Clunky, and slow, but works.

Installation

Usage

The following command will generate a subtitled/video.mp4 file contained the input video with overlayed subtitles.

faster_auto_subtitle /path/to/video.mp4 -o subtitled/

The default setting (which selects the small model) works well for transcribing English. You can optionally use a bigger model for better results (especially with other languages).
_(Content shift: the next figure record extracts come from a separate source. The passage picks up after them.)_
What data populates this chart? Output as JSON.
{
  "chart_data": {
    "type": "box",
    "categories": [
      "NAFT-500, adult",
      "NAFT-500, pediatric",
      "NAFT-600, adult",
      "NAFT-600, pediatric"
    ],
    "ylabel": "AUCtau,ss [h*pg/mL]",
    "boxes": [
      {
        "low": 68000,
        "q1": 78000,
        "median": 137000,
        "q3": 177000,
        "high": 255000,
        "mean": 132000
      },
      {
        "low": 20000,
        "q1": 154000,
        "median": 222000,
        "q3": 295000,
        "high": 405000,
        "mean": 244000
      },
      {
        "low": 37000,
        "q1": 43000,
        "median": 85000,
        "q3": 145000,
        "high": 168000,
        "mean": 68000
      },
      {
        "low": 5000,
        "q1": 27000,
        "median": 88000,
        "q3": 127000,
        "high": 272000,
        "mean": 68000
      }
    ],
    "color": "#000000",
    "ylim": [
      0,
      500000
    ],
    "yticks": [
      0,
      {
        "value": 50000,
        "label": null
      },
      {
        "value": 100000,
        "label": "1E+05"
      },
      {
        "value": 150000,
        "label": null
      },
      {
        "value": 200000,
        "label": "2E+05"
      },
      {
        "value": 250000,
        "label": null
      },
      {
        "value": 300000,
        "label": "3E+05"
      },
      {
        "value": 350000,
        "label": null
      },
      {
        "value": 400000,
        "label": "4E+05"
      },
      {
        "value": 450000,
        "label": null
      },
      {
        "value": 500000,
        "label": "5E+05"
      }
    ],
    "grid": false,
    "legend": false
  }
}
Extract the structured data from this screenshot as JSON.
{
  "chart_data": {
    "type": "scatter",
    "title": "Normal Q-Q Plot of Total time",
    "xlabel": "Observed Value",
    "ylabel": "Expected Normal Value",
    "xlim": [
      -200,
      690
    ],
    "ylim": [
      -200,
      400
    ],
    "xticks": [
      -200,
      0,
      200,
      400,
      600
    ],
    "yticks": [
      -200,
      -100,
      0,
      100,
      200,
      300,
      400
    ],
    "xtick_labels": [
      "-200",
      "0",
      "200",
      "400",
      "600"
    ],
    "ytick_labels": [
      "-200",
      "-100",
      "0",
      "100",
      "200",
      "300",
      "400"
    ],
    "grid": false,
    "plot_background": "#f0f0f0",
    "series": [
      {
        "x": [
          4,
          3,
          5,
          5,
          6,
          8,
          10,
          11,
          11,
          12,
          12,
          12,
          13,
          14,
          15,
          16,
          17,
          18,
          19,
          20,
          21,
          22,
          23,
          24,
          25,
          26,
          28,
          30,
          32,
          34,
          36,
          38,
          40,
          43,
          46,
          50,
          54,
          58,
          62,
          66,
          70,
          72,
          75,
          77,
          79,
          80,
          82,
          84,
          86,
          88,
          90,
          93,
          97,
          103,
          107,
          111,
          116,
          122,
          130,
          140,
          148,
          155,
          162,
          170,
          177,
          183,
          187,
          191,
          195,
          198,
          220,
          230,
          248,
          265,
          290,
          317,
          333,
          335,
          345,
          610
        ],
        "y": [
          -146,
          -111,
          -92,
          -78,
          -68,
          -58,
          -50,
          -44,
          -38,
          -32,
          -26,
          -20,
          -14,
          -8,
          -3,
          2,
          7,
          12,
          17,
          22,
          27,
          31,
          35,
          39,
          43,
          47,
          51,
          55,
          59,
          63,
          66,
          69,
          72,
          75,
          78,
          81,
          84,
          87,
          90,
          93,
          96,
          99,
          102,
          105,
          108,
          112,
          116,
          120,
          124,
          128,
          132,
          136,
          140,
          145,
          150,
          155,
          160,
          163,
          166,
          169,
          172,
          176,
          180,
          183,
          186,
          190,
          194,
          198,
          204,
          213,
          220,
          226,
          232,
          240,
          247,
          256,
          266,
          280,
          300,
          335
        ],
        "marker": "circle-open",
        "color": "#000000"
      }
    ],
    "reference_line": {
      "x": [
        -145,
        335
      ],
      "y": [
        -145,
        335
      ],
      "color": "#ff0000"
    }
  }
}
The available models are tiny, tiny.en, base, base.en, small, small.en, medium, medium.en, large, large-v1, large-v2, large-v3.

faster_auto_subtitle /path/to/video.mp4 --model medium

Adding --task translate will translate the subtitles into English:

faster_auto_subtitle /path/to/video.mp4 --task translate

Run the following to view all available options:

faster_auto_subtitle --help

Tips

The tool also exposes a couple of model parameters, that you can tweak to increase accuracy.

Higher beam_size usually leads to greater accuracy, but slows down the process.

Setting higher no_speech_threshold could be useful for videos with a lot of background noise to stop Whisper from "hallucinating" subtitles for it.

In my experience settings option condition_on_previous_text to False dramatically increases accurracy for videos like TV Shows with an intro song at the start.

You can use sample_interval parameter to generate subtitles for a portion of the video to play around with those parameters:

faster_auto_subtitle /path/to/video.mp4 --model medium --sample_interval 00:05:30-00:07:00 --condition_on_previous_text False --beam_size 6 --no_speech_threshold 0.7

License

This script is open-source and licensed under the MIT License. For more details, check the LICENSE file.